158 der Beilagen zu den Stenographischen Protokollen des Nationalrates XX. GP

Bericht

des Ausschusses für Arbeit und Soziales


über den Antrag der Abgeordneten Dr. Volker Kier und Genossen betreffend Neudefinition der unselbständigen Erwerbsarbeit und Vereinheitlichung aller Pensionsrechte [8/A(E)]
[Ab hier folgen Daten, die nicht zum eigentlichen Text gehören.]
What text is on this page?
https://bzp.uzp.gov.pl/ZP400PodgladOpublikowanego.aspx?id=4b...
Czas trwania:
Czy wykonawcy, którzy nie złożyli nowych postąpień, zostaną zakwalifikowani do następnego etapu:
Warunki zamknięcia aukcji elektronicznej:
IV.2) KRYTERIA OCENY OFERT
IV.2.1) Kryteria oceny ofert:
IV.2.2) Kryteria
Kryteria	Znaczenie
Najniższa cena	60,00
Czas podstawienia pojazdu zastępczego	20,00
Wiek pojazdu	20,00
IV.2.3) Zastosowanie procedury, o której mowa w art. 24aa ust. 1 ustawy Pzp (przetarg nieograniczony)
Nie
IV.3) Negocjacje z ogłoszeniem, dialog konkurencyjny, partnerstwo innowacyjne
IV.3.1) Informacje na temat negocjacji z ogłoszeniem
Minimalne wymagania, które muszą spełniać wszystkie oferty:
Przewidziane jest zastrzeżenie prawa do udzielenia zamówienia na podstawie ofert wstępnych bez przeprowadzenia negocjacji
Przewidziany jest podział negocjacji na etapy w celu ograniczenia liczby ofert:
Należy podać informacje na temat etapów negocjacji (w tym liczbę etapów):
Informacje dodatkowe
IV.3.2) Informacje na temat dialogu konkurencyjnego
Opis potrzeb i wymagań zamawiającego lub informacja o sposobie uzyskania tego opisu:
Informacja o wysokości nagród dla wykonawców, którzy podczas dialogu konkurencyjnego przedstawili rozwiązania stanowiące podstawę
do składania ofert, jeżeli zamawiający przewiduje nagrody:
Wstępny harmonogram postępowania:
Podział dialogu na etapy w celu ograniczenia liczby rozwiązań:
Die Abgeordneten Dr. Volker Kier, Maria Schaffenrath, Mag. Reinhard Firlinger, Dr. Martina Gredler und Genossen haben diesen Entschließungsantrag am 15. Jänner 1996 im Nationalrat eingebracht und wie folgt begründet:

,,Die im geltenden Arbeitsrecht festgeschriebene Unterscheidung zwischen Arbeitern und Angestellten sowie öffentlich Bediensteten ist historisch gewachsen und entspricht in keinster Weise den Anforderungen des 20. Jahrhunderts. Die geltende Rechtslage spiegelt in vielen Bereichen das Obrigkeitsdenken früherer Zeiten wider und ist von einem ständisch gegliederten Bild der Gesellschaft geprägt. Dies erzeugt nicht nur eine Vielzahl von Ungerechtigkeiten, sondern ist überdies auch mobilitätshemmend, fort- und weiterbildungsfeindlich und strukturkonservativ. Da jede Analyse des Arbeitslosigkeitsbefundes auf seine strukturellen Ursachen hin zeigt, daß die mobilitätsfeindlichen Unterschiede in den einzelnen Teil-arbeitsrechten, die Fesselung durch zeitabhängig erworbene Ansprüche – die zudem im Selbstkündigungsfall verlorengehen – und die sozialrechtlichen Verschlechterungen beim Wechsel zwischen den verschiedenen Bereichen der unselbständigen Erwerbsarbeit wesentliche Mitursachen darstellen, ist eine umfassende Reform des Arbeitsrechtes eine der Grundvoraussetzungen für eine positive Trendwende am Arbeitsmarkt. Es erscheint daher unerläßlich, ein für alle unselbständig Erwerbstätigen geeignetes einheitliches Rahmenarbeitsrecht zu schaffen. Dieses muß genügend Spielraum offenlassen, sodaß auf berufsbildbedingte Sonderheiten eingegangen werden kann.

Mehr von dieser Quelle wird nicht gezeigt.